07.05.21
08:01

Liège Airport, nid d’espions?

La sûreté de l’Etat a confirmé qu’elle soupçonnait Alibaba, le géant chinois du commerce en ligne, d’espionnage via ses installations à l'aéroport de Liège.

 Liège Airport est bien connu – notamment – pour son activité cargo et de fret en plein développement. L’aéroport est bien connu aussi pour accueillir le tout gros hub européen du géant chinois de la vente en ligne Alibaba. Alibaba, c’est le Amazon chinois: une société tentaculaire qui dispose également de filiales financières pesant 700 milliards d’euros, un vrai poids lourd. Et Alibaba termine la construction de ses 30.000 mètres carrés de son hub logistique européen à Liège Airport…

Mais, chaque médaille a son revers… Ici, les Belges viennent de découvrir l’eau chaude. Ils viennent, rendez vous compte, de découvrir que les Chinois ne sont pas si désintéressés que cela et qu’ils pratiquent potentiellement  de l’espionnage via la société Alibaba… Quelle surprise… de la part d’une entreprise venant d’un pays ou c’est le Parti communiste qui régente et dirige tout, a une vue sur tout et  - de surcroît - engagé dans une compétition économique, diplomatique, voire militaire, exacerbée avec le reste du monde…

Ici, donc, on a découvert que Alibaba était, potentiellement, un acteur, un instrument dans l’arsenal d’espionnage chinois et on l’a accueilli à bras ouverts à l'aéroport de Liège…

C’est le député ecolo Samuel Cogolati qui une fois encore a pris Pékin dans son collimateur. Lui qui a déjà été sanctionné par la Chine, -il ne peut plus se rendre sur place-, pour son travail au Parlement en faveur de la minorité ouïgoure, Cogolati ne lâche pas l’affaire chinoise, puisqu’en se basant sur une enquête du FT qui révélait la porosité entre Alibaba et l’Etat Chinois, il a interrogé au Parlement Vincent Van Quickenborne, notre ministre de la Justice, qui a la tutelle sur la sûreté de l’Etat. Il confirme que la sûreté de l’Etat a bien la situation dans son périscope et suit de très près le déploiement d’Alibaba à Liège, pour plusieurs raisons.
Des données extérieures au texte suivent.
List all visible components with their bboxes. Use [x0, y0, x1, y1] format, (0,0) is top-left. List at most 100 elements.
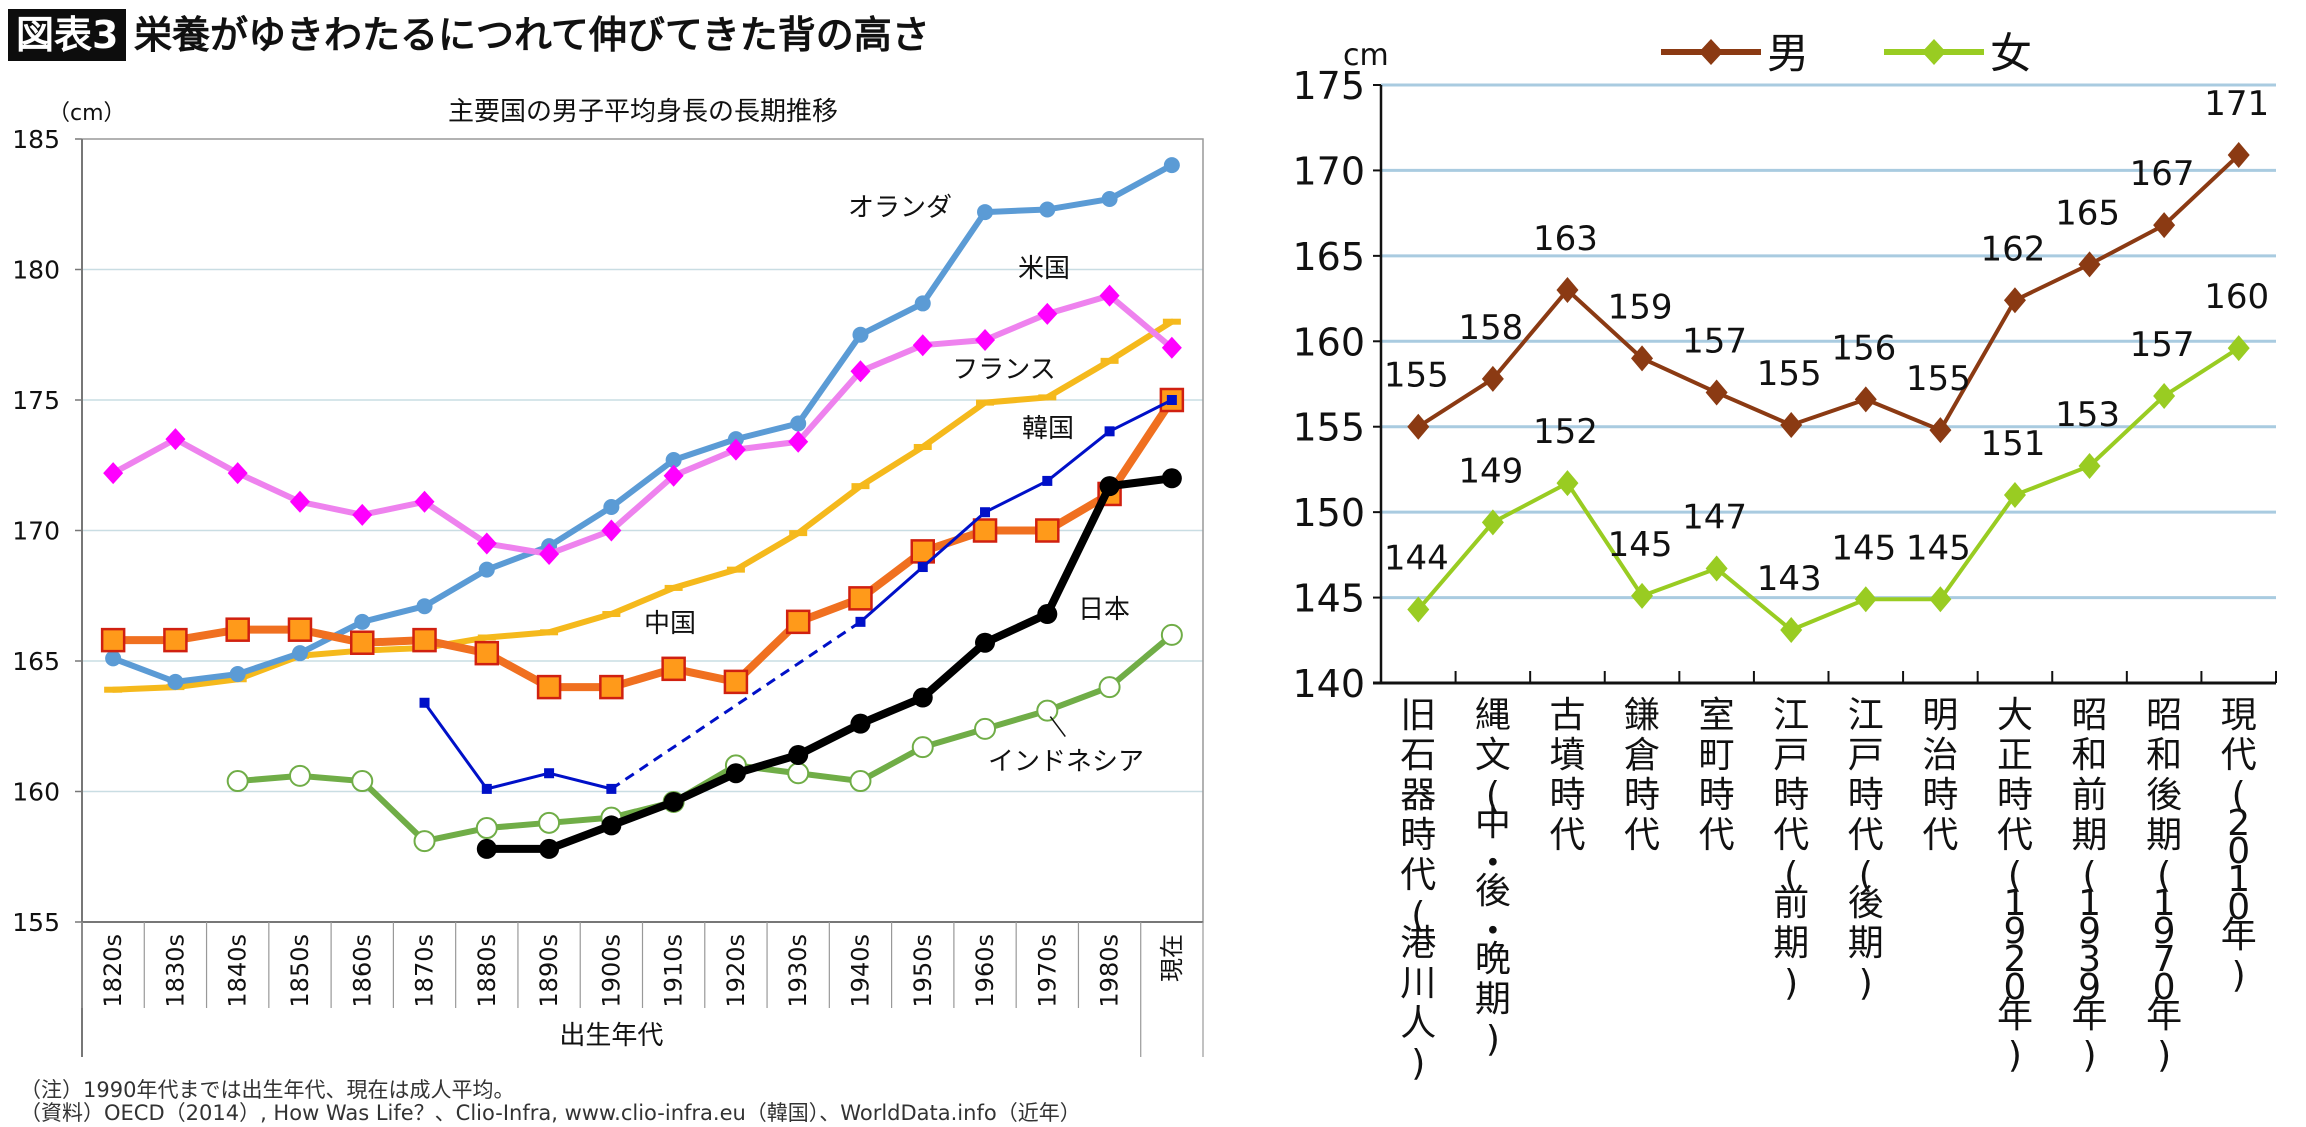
data-point	[163, 627, 188, 653]
data-point	[913, 443, 932, 450]
data-point	[974, 717, 997, 740]
x-tick-label: 1890s	[535, 934, 563, 1008]
data-point	[975, 328, 996, 351]
data-point	[663, 791, 684, 812]
data-point	[664, 584, 683, 591]
series-label: 日本	[1078, 595, 1130, 625]
chart-title: 主要国の男子平均身長の長期推移	[448, 97, 838, 127]
legend-marker-icon	[1699, 39, 1723, 65]
x-tick-label: 1940s	[846, 934, 874, 1008]
x-tick-label: 1830s	[161, 934, 189, 1008]
series-label: 韓国	[1022, 414, 1074, 444]
series-segment	[546, 611, 615, 636]
series-segment	[918, 638, 990, 702]
series-segment	[981, 610, 1052, 647]
series-segment	[669, 769, 740, 806]
data-point	[2078, 453, 2101, 480]
data-point	[1098, 676, 1121, 699]
x-tick-label: 1840s	[224, 934, 252, 1008]
data-point	[287, 617, 313, 642]
data-point	[1929, 417, 1952, 444]
data-point	[602, 611, 621, 618]
data-point	[350, 630, 375, 655]
data-point	[601, 815, 622, 836]
data-point	[977, 204, 994, 221]
series-segment	[545, 821, 616, 853]
data-point	[1163, 157, 1180, 174]
data-point	[416, 598, 433, 615]
data-point	[1042, 475, 1053, 486]
data-label: 167	[2130, 154, 2195, 194]
data-point	[539, 542, 560, 565]
data-point	[2078, 251, 2101, 278]
series-segment	[421, 566, 490, 610]
data-label: 165	[2055, 193, 2120, 233]
x-tick-label: 旧石器時代(港川人)	[1400, 695, 1436, 1084]
data-point	[1039, 201, 1056, 218]
series-segment	[608, 472, 677, 534]
data-point	[413, 830, 436, 853]
series-segment	[234, 650, 303, 678]
x-tick-label: 昭和後期(1 9 7 0 年)	[2146, 695, 2182, 1076]
series-segment	[1105, 474, 1176, 491]
footnote-note: （注）1990年代までは出生年代、現在は成人平均。	[20, 1078, 515, 1102]
data-point	[419, 697, 430, 708]
data-point	[1166, 395, 1177, 405]
data-point	[2227, 335, 2250, 362]
data-point	[972, 518, 998, 543]
y-tick-label: 155	[1292, 406, 1365, 450]
series-segment	[359, 778, 428, 845]
series-segment	[172, 436, 241, 477]
left-chart-country-heights: 主要国の男子平均身長の長期推移 （cm） 155 160 165 170 175 180 185…	[12, 97, 1204, 1057]
data-point	[606, 783, 617, 794]
y-tick-label: 165	[12, 647, 60, 676]
y-tick-label: 175	[12, 386, 60, 415]
data-point	[1407, 596, 1430, 623]
series-segment	[921, 510, 987, 569]
x-tick-label: 1970s	[1033, 934, 1061, 1008]
data-point	[788, 430, 809, 453]
data-point	[726, 566, 745, 573]
data-point	[1631, 345, 1654, 372]
series-segment	[172, 676, 241, 691]
data-label: 149	[1458, 451, 1523, 491]
x-tick-label: 1920s	[722, 934, 750, 1008]
data-point	[1037, 604, 1058, 625]
series-segment	[919, 399, 989, 450]
y-tick-label: 175	[1292, 64, 1365, 108]
x-tick-label: 1880s	[473, 934, 501, 1008]
data-label: 159	[1608, 287, 1673, 327]
y-axis-unit-label: cm	[1343, 38, 1389, 73]
data-point	[1161, 336, 1182, 359]
series-segment	[670, 436, 739, 464]
x-tick-label: 大正時代(1 9 2 0 年)	[1997, 695, 2033, 1076]
data-point	[1407, 413, 1430, 440]
data-label: 158	[1458, 308, 1523, 348]
series-segment	[732, 420, 802, 443]
data-point	[723, 669, 749, 695]
series-segment	[795, 331, 864, 427]
data-label: 151	[1981, 424, 2046, 464]
data-point	[226, 770, 249, 793]
series-segment	[421, 498, 490, 547]
x-tick-label: 1960s	[971, 934, 999, 1008]
data-point	[354, 613, 371, 630]
data-point	[478, 561, 495, 578]
y-tick-label: 185	[12, 125, 60, 154]
data-point	[1481, 509, 1504, 536]
data-point	[725, 438, 746, 461]
data-point	[291, 645, 308, 662]
x-tick-label: 室町時代	[1699, 695, 1735, 856]
data-label: 145	[1831, 528, 1896, 568]
series-segment	[483, 540, 553, 557]
series-segment	[983, 479, 1049, 514]
data-point	[1038, 394, 1057, 401]
x-tick-label: 古墳時代	[1549, 695, 1585, 856]
series-korea	[419, 395, 1177, 794]
x-tick-label: 1950s	[909, 934, 937, 1008]
series-segment	[296, 498, 366, 518]
data-point	[1556, 277, 1579, 304]
data-point	[601, 519, 622, 542]
series-label: 米国	[1018, 254, 1070, 284]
D’abord, parce qu’il y a une perméabilité totale entre Alibaba et l’Etat chinois, comme on l’a dit, et cela se traduit notamment par un transfert des données des clients de la société  vers les autorités chinoises. Un article de la Loi chinoise stipule que l’Etat chinois peut collecter et disposer des données de tous les clients qui transitent par le plateforme en ligne, et cela fait beaucoup de données et c’est très utile pour le profilage.

Secundo, Alibaba est tenu d’accepter des « collaborateurs » chinois dans ses équipes, ce qui veut dire des espions chinois potentiellement dans les zones sécurisées de l’aéroport de Liège. Ça pose évidemment beaucoup  de questions pour les autorités aéroportuaires de Liège Airport, et on se demande évidemment dans quelle mesure elles ont fermé les yeux la dessus.

Samuel Cogolati, lui-même Liégeois, enfin Huttois, ne peut donc pas être accusé d'être anti- liégeois. Alors, il est cité ce matin dans Le Soir et dans L’Echo sur cette affaire. Il dit ceci :

“le modèle Alibaba représente une menace pour les droits et les données personnelles des Belges, mais aussi des Européens et autres populations. L’idée n’est pas de jouer le jeu d’une guerre froide des superpuissances du numérique. Car peu importe qu’il soit chinois ou américain, nous devons refuser l’impérialisme numérique et investir dans le contrôle démocratique et public du numérique chez nous, sans sacrifier nos libertés fondamentales sur l’autel de l’e-commerce”. 

Bim. Avouez, ça claque. En attendant, silence, on espionne.